Le greffier, Le juge des libertés et de la détention,
qui ont signé l’original de l’ordonnance.
Pour information de la personne retenue:
— La présente ordonnance est susceptible d’appel devant le premier président de la cour d’appel de [Localité 15] dans les 24 heures de son prononcé. Le délai d’appel qui expirerait normalement un samedi, un dimanche ou un jour férié ou chômé, est prorogé jusqu’au premier jour ouvrable suivant. Le premier président est saisi par une déclaration écrite motivée, transmise par tout moyen au greffe de la cour d’appel de [Localité 15], par courriel à l’adresse [Courriel 18]. Cet appel n’est pas suspensif. L’intéressé est maintenu à disposition de la justice jusqu’à l’audience qui se tiendra à la cour d’appel.
— Vous pouvez, pendant toute la durée de votre rétention, demander l’assistance d’un interprète, d’un avocat ainsi que d’un médecin, et communiquer avec votre consulat ou toute personne de votre choix.
— Vous avez également le droit de contacter toute organisation et nationale, internationale ou non gouvernementale compétente pour visiter les lieux de rétention, notamment :
• le Contrôleur général des lieux de privation de liberté ([Adresse 6] ; www.cglpl.fr ; tél. : [XXXXXXXX03] ; fax : 01.42.38.85.32) ;
• le Défenseur des droits ([Adresse 10] ; tél. : [XXXXXXXX05]) ;
• France Terre d’Asile ([Adresse 7] ; tél. : [XXXXXXXX02]) ;
• Forum Réfugiés Cosi ([Adresse 8] ; tél. : [XXXXXXXX04]) ;
• Médecins sans frontières – MSF ([Adresse 11] ; tél. : [XXXXXXXX01]).
— ASSFAM – Groupe SOS Solidarités est à votre disposition, sans formalité, pour vous aider dans l’exercice effectif de vos droits, aux heures d’accueil précisées par le règlement intérieur.
— Vous pouvez aussi demander, à tout moment, qu’il soit mis fin à votre rétention par simple requête, motivée et signée, adressée au juge des libertés et de la détention par tout moyen, accompagnée de toutes les pièces justificatives.
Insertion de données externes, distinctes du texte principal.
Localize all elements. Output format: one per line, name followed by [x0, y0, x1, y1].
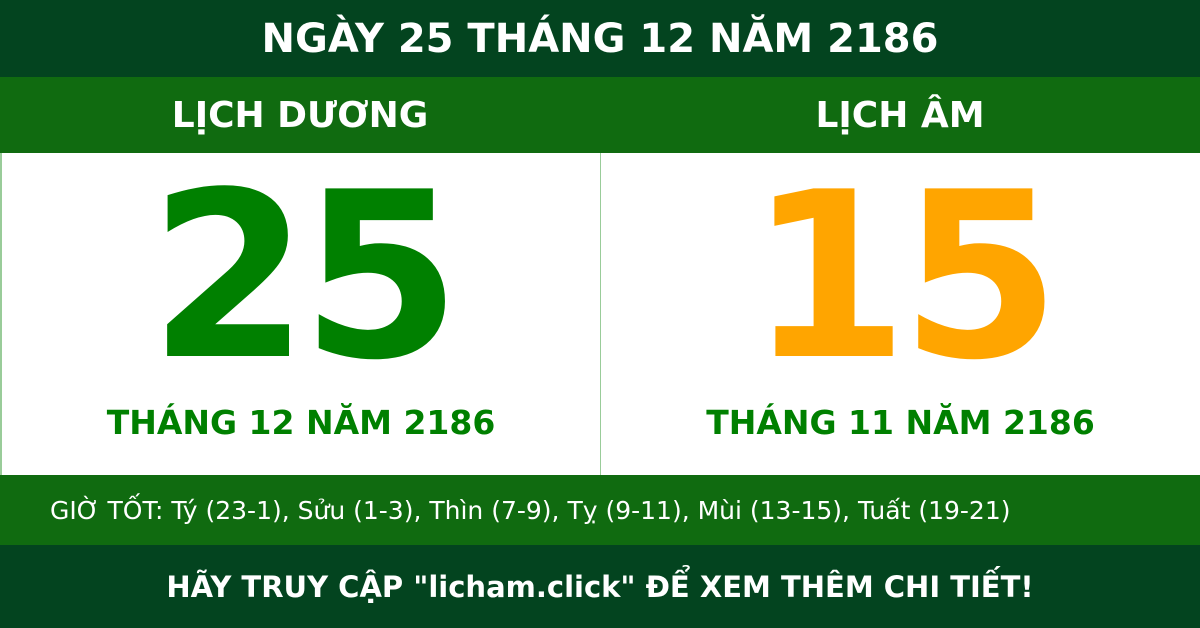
solar-panel: 25 THÁNG 12 NĂM 2186: [0, 153, 600, 475]
good-hours: GIỜ TỐT: Tý (23-1), Sửu (1-3), Thìn (7-9…: [0, 475, 1200, 545]
page-title: NGÀY 25 THÁNG 12 NĂM 2186: [0, 0, 1200, 77]
footer-cta: HÃY TRUY CẬP "licham.click" ĐỂ XEM THÊM …: [0, 545, 1200, 628]
lunar-day: 15: [748, 144, 1060, 411]
calendar-body: 25 THÁNG 12 NĂM 2186 15 THÁNG 11 NĂM 218…: [0, 153, 1200, 475]
calendar-headings: LỊCH DƯƠNG LỊCH ÂM: [0, 77, 1200, 153]
lunar-heading: LỊCH ÂM: [815, 94, 985, 136]
solar-day: 25: [148, 144, 461, 411]
solar-month-year: THÁNG 12 NĂM 2186: [106, 403, 496, 442]
lunar-panel: 15 THÁNG 11 NĂM 2186: [600, 153, 1200, 475]
lunar-month-year: THÁNG 11 NĂM 2186: [706, 403, 1095, 442]
solar-heading: LỊCH DƯƠNG: [171, 94, 429, 136]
Reçu le 08 janvier 2025, dans une langue comprise, notification de la présente ordonnance avec remise d’une copie intégrale, information du délai d’appel et des modalités d’exercice de cette voie de recours, ainsi que le rappel des droits en rétention.
La personne retenue, présente par visioconférence,
Copie intégrale de la présente ordonnance a été transmise par l’intermédiaire d’un moyen de télécommunication comportant un accusé de réception, le 08 janvier 2025, à l’avocat du M. LE PRÉFET DE L'[Localité 12], absent au prononcé de la décision.
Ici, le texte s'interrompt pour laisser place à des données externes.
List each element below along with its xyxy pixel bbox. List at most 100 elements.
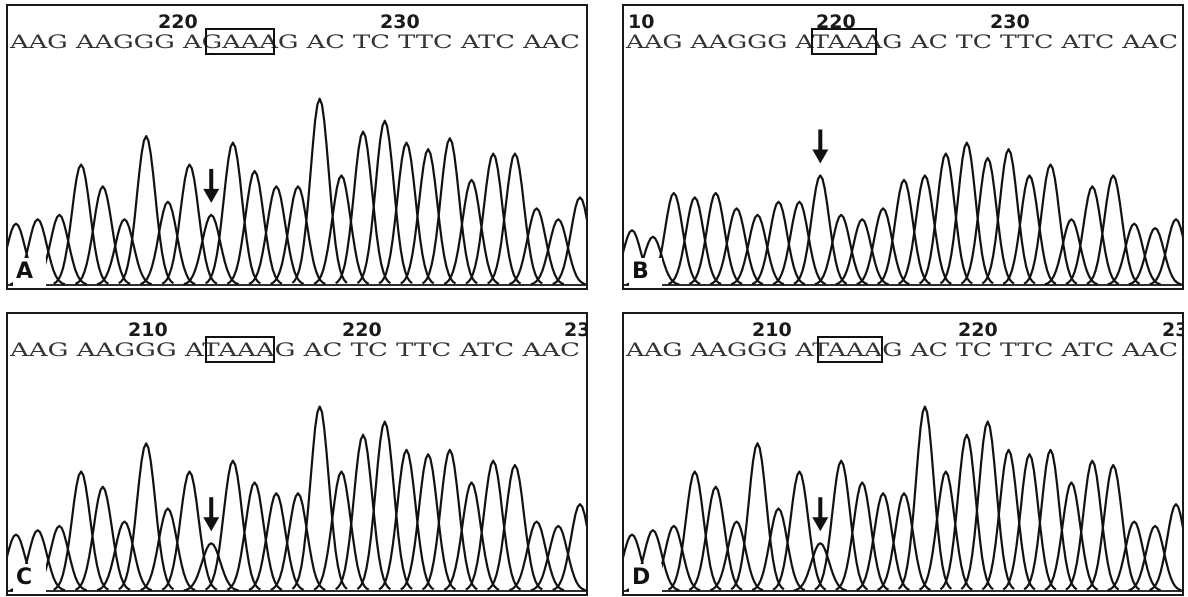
position-label: 220 (158, 11, 198, 33)
trace-peak (248, 185, 305, 285)
trace-peak (552, 196, 586, 286)
trace-peak (1128, 524, 1182, 592)
trace-peak (53, 163, 109, 285)
trace-peak (226, 481, 283, 591)
trace-peak (835, 481, 890, 591)
base-sequence: AAG AAGGG ATAAAG AC TC TTC ATC AAC (9, 339, 580, 361)
trace-peak (730, 442, 785, 591)
trace-peak (1023, 448, 1078, 591)
trace-peak (270, 492, 326, 591)
panel-letter: D (629, 564, 662, 592)
trace-peak (1065, 459, 1120, 591)
position-label: 23 (1162, 319, 1182, 341)
trace-peak (96, 520, 153, 592)
trace-peak (183, 213, 239, 286)
base-sequence: AAG AAGGG AGAAAG AC TC TTC ATC AAC (9, 31, 580, 53)
trace-peak (667, 196, 722, 286)
trace-peak (118, 135, 175, 285)
trace-peak (335, 130, 392, 285)
trace-peak (960, 420, 1015, 590)
down-arrow-icon (203, 188, 220, 203)
position-label: 230 (380, 11, 420, 33)
trace-peak (1002, 453, 1057, 591)
trace-peak (814, 459, 869, 591)
trace-peak (356, 119, 413, 285)
trace-peak (378, 141, 435, 285)
trace-peak (793, 542, 847, 592)
trace-peak (161, 470, 218, 591)
trace-peak (226, 170, 283, 285)
base-sequence: AAG AAGGG ATAAAG AC TC TTC ATC AAC (625, 339, 1178, 361)
trace-peak (772, 200, 827, 286)
trace-peak (508, 520, 565, 592)
position-label: 210 (752, 319, 792, 341)
trace-peak (835, 218, 889, 286)
trace-peak (1065, 185, 1120, 285)
trace-peak (772, 470, 827, 591)
chromatogram-b-svg: 10 220 230 AAG AAGGG ATAAAG AC TC TTC AT… (624, 11, 1182, 286)
trace-peak (877, 492, 931, 591)
codon-box (205, 28, 275, 55)
trace-peak (730, 213, 785, 286)
trace-peak (486, 152, 543, 285)
trace-peak (96, 218, 153, 286)
trace-peak (939, 141, 994, 285)
trace-peak (552, 503, 586, 592)
trace-peak (981, 148, 1036, 285)
trace-peak (856, 492, 910, 591)
trace-peak (814, 213, 868, 286)
chromatogram-panel-b: 10 220 230 AAG AAGGG ATAAAG AC TC TTC AT… (622, 4, 1184, 290)
trace-peak (313, 174, 370, 285)
trace-peak (334, 433, 392, 591)
trace-peak (688, 485, 743, 591)
position-label: 210 (128, 319, 168, 341)
trace-peak (939, 433, 994, 591)
chromatogram-panel-d: 210 220 23 AAG AAGGG ATAAAG AC TC TTC AT… (622, 312, 1184, 596)
trace-peak (400, 148, 457, 285)
trace-peak (356, 420, 413, 590)
trace-peak (204, 459, 261, 591)
trace-peak (291, 97, 348, 284)
trace-peak (1107, 222, 1161, 286)
down-arrow-icon (812, 517, 829, 532)
trace-peak (877, 178, 931, 285)
panel-letter: C (13, 564, 46, 592)
trace-peak (1044, 481, 1099, 591)
panel-letter: A (13, 258, 46, 286)
trace-peak (118, 442, 175, 591)
chromatogram-a-svg: 220 230 AAG AAGGG AGAAAG AC TC TTC ATC A… (8, 11, 586, 286)
trace-peak (161, 163, 218, 285)
down-arrow-icon (812, 149, 829, 164)
trace-peak (400, 453, 457, 591)
codon-box (811, 28, 877, 55)
trace-peak (313, 470, 370, 591)
trace-peak (140, 507, 196, 592)
codon-box (205, 336, 275, 363)
trace-peak (709, 520, 764, 592)
panel-letter: B (629, 258, 662, 286)
trace-peak (465, 459, 522, 591)
trace-peak (421, 448, 478, 591)
base-sequence: AAG AAGGG ATAAAG AC TC TTC ATC AAC (625, 31, 1178, 53)
chromatogram-panel-a: 220 230 AAG AAGGG AGAAAG AC TC TTC ATC A… (6, 4, 588, 290)
trace-peak (421, 137, 478, 285)
trace-peak (981, 448, 1036, 591)
trace-peak (530, 524, 586, 592)
trace-peak (248, 492, 305, 591)
trace-peak (140, 200, 196, 286)
trace-peak (960, 156, 1015, 285)
codon-box (817, 336, 883, 363)
trace-peak (709, 207, 764, 286)
position-label: 220 (342, 319, 382, 341)
position-label: 10 (628, 11, 654, 33)
trace-peak (1149, 503, 1182, 592)
trace-peak (270, 185, 326, 285)
trace-peak (1128, 227, 1182, 286)
trace-peak (183, 542, 239, 592)
trace-peak (443, 178, 500, 285)
trace-peak (751, 507, 806, 592)
trace-peak (508, 207, 565, 286)
chromatogram-d-svg: 210 220 23 AAG AAGGG ATAAAG AC TC TTC AT… (624, 319, 1182, 592)
position-label: 220 (958, 319, 998, 341)
trace-peak (53, 470, 109, 591)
Copie intégrale de la présente ordonnance a été transmise par l’intermédiaire d’un moyen de télécommunication comportant un accusé de réception, le 08 janvier 2025, à l’avocat de la personne retenue, absent au prononcé de la décision.
La présente décision a été adressée le 08 Janvier 2025 par courrier électronique à Madame le procureur de la République.
Le greffier,
La présente ordonnance a été portée à la connaissance du procureur de la République, le 08 janvier 2025 à ________ heures
Le greffier
Nous ………………………………………………………………, procureur de la République près le tribunal judiciaire de Strasbourg, déclarons ne pas Nous opposer à la mise à exécution de la présente ordonnance.
le ……………………………………… à ……………………………………… heures.
Le procureur de la République,
Nous ………………………………………………………………, procureur de la République près le tribunal judiciaire de Strasbourg, déclarons Nous opposer à la mise à exécution de la présente ordonnance.
le ……………………………………… à ……………………………………… heures.